The significant risks are associated with misrepresentation of inflation due to presence of constant and current gdp. Without going through the documentation, some indiactors might be wrongly plotted total sum instead of percentage of gdp. It is suggested to always check documentation to avoid any ambiguity. Consistent units should be used for the whole datase and some indicators should be labelled as inflation-adjusted values.
summary(df$income_group)
## Length Class Mode
## 1675 character character
sum(is.na(df$income_group))
## [1] 0
df |>
group_by(income_group) |>
summarise(
not_null = sum(is.na(df$income_group))
)
## # A tibble: 4 × 2
## income_group not_null
## <chr> <int>
## 1 High income 0
## 2 Low income 0
## 3 Lower middle income 0
## 4 Upper middle income 0
summary(df$region)
## Length Class Mode
## 1675 character character
sum(is.na(df$region))
## [1] 0
df |>
group_by(region) |>
summarise(
not_null = sum(is.na(df$region))
)
## # A tibble: 7 × 2
## region not_null
## <chr> <int>
## 1 East Asia & Pacific 0
## 2 Europe & Central Asia 0
## 3 Latin America & Caribbean 0
## 4 Middle East & North Africa 0
## 5 North America 0
## 6 South Asia 0
## 7 Sub-Saharan Africa 0
Both Categorical columns have zero null values and each row is assigned to an income group and region.
df |>
count(time, income_group)
## # A tibble: 100 × 3
## time income_group n
## <int> <chr> <int>
## 1 2000 High income 24
## 2 2000 Low income 11
## 3 2000 Lower middle income 16
## 4 2000 Upper middle income 16
## 5 2001 High income 24
## 6 2001 Low income 12
## 7 2001 Lower middle income 15
## 8 2001 Upper middle income 16
## 9 2002 High income 24
## 10 2002 Low income 12
## # ℹ 90 more rows
Each income group is present in each time period.
df |>
count(time, region)
## # A tibble: 175 × 3
## time region n
## <int> <chr> <int>
## 1 2000 East Asia & Pacific 11
## 2 2000 Europe & Central Asia 18
## 3 2000 Latin America & Caribbean 9
## 4 2000 Middle East & North Africa 8
## 5 2000 North America 2
## 6 2000 South Asia 4
## 7 2000 Sub-Saharan Africa 15
## 8 2001 East Asia & Pacific 11
## 9 2001 Europe & Central Asia 18
## 10 2001 Latin America & Caribbean 9
## # ℹ 165 more rows
Similarly, each region is present in each time period.
Defining outlier using interquartile range IQR
Q1 <- quantile(df$inflation_consumer_prices_annual_percent, 0.25, na.rm = TRUE)

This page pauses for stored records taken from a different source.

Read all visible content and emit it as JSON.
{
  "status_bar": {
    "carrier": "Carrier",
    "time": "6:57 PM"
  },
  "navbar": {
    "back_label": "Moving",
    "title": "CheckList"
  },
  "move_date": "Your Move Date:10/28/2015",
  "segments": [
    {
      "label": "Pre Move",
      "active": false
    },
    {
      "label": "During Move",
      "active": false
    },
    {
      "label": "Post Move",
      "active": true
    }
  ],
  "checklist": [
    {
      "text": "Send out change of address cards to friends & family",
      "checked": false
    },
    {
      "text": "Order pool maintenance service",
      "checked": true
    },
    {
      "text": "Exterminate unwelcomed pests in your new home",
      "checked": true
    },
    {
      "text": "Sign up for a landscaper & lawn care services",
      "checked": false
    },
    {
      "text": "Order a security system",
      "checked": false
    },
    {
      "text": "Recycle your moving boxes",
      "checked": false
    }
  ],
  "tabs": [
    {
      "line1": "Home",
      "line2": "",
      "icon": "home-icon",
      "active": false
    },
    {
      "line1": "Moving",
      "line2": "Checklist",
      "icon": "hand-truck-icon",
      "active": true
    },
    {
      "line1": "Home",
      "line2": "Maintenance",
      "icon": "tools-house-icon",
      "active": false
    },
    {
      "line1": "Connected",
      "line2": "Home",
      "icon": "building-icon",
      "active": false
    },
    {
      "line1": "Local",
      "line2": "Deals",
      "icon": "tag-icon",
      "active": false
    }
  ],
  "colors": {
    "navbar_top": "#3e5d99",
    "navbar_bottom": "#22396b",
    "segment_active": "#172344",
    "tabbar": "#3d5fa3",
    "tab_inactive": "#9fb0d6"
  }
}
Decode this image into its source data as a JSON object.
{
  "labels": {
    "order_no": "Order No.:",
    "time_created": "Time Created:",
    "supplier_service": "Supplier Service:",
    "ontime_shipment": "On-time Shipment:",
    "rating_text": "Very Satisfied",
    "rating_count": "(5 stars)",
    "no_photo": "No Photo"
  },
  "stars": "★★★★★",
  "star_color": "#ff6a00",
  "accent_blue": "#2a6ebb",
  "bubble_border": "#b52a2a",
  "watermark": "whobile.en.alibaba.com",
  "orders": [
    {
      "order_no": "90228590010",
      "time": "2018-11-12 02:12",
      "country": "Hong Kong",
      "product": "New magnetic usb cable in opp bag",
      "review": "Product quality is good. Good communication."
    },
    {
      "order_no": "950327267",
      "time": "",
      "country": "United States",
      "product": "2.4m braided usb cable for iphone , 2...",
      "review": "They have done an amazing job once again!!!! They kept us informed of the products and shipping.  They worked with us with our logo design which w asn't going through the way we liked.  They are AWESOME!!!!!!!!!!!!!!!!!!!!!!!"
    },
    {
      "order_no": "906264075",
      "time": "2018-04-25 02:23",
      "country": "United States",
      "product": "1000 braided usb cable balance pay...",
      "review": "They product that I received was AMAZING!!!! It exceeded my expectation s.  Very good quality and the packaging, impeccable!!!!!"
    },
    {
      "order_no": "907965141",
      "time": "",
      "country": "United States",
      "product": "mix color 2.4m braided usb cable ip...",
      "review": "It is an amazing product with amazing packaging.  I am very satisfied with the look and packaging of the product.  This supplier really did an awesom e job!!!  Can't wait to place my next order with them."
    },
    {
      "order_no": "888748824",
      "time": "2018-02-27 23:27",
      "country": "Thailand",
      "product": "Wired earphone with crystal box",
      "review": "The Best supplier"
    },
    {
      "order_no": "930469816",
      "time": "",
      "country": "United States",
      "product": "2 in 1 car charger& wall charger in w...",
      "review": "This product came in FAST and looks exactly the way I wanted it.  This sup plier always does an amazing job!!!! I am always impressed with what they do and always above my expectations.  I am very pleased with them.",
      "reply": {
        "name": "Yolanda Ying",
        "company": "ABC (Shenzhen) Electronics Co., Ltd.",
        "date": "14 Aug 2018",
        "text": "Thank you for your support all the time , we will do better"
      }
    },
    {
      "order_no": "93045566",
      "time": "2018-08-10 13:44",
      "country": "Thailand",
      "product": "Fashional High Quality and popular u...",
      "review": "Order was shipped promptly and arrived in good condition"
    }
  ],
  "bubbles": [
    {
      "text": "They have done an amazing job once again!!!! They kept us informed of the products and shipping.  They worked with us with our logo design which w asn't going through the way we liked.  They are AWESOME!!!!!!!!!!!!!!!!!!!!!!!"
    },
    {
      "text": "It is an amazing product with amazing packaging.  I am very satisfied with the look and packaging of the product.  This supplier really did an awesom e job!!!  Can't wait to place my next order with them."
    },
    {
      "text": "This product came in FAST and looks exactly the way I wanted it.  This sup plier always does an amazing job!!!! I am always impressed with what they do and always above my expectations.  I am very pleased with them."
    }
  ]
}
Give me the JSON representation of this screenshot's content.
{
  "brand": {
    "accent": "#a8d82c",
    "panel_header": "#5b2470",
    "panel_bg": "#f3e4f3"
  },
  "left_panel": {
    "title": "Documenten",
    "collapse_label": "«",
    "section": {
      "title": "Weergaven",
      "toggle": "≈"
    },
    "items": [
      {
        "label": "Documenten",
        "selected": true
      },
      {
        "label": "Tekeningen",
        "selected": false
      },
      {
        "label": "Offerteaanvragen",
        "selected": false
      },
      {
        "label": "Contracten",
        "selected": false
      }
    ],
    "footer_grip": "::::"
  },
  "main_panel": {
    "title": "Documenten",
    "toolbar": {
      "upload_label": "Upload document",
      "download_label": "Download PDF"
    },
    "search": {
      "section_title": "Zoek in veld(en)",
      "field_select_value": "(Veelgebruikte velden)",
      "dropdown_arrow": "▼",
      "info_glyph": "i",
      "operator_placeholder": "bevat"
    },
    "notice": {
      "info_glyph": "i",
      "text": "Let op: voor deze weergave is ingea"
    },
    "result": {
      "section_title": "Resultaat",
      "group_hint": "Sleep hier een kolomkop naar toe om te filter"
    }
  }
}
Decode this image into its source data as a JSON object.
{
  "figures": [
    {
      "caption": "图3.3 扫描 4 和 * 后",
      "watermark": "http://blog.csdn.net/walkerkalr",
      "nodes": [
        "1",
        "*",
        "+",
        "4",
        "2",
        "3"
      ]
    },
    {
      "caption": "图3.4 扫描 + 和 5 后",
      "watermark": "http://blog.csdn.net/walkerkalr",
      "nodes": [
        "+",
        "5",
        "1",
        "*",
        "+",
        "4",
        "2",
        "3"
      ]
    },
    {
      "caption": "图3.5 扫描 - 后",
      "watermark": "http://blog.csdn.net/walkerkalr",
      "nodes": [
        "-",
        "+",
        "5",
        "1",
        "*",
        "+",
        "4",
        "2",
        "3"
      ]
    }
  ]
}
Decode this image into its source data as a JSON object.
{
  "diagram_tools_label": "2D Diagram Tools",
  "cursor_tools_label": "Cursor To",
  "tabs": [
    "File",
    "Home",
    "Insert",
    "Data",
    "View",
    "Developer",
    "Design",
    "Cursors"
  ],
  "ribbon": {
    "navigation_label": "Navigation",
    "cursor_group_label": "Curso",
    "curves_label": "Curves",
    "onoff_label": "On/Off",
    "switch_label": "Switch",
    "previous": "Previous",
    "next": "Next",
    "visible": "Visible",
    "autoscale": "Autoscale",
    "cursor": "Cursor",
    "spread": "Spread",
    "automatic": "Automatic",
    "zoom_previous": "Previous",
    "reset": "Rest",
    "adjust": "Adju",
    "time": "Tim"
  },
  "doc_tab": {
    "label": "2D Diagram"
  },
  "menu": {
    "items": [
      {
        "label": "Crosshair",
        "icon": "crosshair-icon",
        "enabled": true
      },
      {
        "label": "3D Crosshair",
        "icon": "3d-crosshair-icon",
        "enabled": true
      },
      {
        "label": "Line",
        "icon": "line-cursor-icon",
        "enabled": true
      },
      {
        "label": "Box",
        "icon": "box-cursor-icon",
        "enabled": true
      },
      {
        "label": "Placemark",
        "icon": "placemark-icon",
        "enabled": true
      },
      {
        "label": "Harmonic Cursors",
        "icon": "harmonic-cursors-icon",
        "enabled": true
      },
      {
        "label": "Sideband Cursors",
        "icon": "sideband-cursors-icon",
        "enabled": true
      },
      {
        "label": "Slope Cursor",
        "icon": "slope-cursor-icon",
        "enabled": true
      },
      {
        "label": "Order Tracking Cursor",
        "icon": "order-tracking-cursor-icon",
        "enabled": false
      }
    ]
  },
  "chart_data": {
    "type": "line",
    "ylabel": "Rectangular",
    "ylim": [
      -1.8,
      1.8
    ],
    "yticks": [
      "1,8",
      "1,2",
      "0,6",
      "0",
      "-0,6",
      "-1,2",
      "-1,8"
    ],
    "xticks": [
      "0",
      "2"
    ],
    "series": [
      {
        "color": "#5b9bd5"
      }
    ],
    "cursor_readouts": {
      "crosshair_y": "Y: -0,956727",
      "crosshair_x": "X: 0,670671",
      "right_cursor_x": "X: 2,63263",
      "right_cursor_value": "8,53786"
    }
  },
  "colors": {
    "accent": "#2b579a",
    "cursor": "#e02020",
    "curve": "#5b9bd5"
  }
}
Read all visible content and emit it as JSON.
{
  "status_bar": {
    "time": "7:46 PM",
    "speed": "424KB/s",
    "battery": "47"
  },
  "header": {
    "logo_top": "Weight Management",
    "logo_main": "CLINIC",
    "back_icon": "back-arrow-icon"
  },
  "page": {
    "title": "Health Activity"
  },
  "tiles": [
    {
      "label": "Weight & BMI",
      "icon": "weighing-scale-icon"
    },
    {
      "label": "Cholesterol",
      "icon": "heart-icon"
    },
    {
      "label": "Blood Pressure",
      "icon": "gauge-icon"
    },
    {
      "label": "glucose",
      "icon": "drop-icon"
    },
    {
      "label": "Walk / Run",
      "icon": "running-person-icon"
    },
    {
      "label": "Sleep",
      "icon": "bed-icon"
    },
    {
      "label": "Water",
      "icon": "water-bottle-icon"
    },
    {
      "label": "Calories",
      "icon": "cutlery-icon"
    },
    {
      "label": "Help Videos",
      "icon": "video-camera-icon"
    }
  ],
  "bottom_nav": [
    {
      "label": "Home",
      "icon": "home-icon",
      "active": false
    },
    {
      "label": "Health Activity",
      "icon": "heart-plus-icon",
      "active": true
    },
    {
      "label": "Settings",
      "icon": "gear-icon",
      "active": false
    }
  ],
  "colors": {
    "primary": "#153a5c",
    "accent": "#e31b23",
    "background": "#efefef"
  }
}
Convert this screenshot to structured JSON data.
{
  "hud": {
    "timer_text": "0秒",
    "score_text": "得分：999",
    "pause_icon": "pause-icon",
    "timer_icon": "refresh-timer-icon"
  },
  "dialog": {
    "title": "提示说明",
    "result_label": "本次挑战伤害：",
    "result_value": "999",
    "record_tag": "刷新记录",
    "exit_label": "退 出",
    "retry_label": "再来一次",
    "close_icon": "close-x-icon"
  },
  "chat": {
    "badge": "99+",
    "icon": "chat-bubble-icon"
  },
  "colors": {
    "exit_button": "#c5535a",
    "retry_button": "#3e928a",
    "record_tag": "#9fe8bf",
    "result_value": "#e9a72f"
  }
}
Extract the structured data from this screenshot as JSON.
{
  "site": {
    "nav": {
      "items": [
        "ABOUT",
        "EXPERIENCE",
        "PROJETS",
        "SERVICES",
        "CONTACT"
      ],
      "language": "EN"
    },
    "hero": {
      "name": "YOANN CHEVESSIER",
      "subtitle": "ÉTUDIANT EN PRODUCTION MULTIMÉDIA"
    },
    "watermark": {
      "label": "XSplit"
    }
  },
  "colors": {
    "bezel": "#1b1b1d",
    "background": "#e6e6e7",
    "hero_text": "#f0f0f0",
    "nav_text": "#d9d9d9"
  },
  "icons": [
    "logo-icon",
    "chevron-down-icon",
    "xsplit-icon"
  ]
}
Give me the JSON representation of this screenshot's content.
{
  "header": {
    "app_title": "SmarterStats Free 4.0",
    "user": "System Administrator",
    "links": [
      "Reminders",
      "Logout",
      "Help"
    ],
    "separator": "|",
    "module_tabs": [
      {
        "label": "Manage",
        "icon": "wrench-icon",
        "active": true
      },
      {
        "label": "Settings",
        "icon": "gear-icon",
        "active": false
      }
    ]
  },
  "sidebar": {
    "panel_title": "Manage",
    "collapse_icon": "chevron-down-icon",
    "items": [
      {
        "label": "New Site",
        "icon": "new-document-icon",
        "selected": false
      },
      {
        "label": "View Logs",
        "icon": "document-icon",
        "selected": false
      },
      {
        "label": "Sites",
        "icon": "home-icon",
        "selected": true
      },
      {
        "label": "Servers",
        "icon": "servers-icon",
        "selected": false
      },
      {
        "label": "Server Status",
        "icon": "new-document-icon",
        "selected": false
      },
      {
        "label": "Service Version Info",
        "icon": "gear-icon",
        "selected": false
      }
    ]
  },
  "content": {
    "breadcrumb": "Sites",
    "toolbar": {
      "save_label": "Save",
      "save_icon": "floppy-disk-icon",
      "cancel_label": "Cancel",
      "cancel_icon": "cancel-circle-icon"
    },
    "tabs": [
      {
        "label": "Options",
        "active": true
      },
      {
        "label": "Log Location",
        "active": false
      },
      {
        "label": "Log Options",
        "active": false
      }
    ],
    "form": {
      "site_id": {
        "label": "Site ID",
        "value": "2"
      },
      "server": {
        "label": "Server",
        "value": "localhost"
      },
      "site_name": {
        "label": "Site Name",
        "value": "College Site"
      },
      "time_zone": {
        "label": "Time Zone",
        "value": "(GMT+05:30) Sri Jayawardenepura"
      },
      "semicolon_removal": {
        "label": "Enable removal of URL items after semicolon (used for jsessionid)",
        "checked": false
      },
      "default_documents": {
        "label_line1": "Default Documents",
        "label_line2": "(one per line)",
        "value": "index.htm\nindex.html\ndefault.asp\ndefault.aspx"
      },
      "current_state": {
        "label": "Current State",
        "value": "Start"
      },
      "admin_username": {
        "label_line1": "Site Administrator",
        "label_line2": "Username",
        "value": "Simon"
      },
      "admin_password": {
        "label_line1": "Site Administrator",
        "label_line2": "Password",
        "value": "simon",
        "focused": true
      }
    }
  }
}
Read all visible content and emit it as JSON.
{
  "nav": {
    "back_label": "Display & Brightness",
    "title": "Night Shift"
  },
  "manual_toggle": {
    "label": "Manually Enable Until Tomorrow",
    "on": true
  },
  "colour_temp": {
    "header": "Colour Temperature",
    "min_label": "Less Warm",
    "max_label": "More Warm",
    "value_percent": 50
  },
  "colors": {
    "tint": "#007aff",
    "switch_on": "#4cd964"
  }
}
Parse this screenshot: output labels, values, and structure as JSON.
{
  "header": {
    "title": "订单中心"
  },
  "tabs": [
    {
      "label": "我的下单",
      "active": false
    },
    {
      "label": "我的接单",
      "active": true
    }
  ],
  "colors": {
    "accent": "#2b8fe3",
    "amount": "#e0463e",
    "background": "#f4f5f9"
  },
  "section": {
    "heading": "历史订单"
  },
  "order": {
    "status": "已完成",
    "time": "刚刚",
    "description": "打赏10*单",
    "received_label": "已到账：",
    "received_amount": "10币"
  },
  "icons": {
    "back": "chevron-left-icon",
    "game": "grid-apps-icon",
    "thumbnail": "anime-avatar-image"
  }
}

Q3 <- quantile(df$inflation_consumer_prices_annual_percent, 0.75, na.rm = TRUE)
IQR_val <- Q3 - Q1
lower <- Q1 - 1.5 * IQR_val
upper <- Q3 + 1.5 * IQR_val
cat("Lower Quartile (Q1):", Q1, "\n")
## Lower Quartile (Q1): 1.850795
cat("Upper Quartile (Q3):", Q3, "\n")
## Upper Quartile (Q3): 7.848777
cat("Lower Bound:", lower, "\n")
## Lower Bound: -7.14618
cat("Upper Bound:" , upper, "\n")
## Upper Bound: 16.84575
These extreme values for lower and upper bounds likely correspond to periods of economic crisis or hyperinflation. While statistically classified as outliers, they may represent real economic conditions rather than data errors. This raises the question of whether such values should be removed or analyzed separately.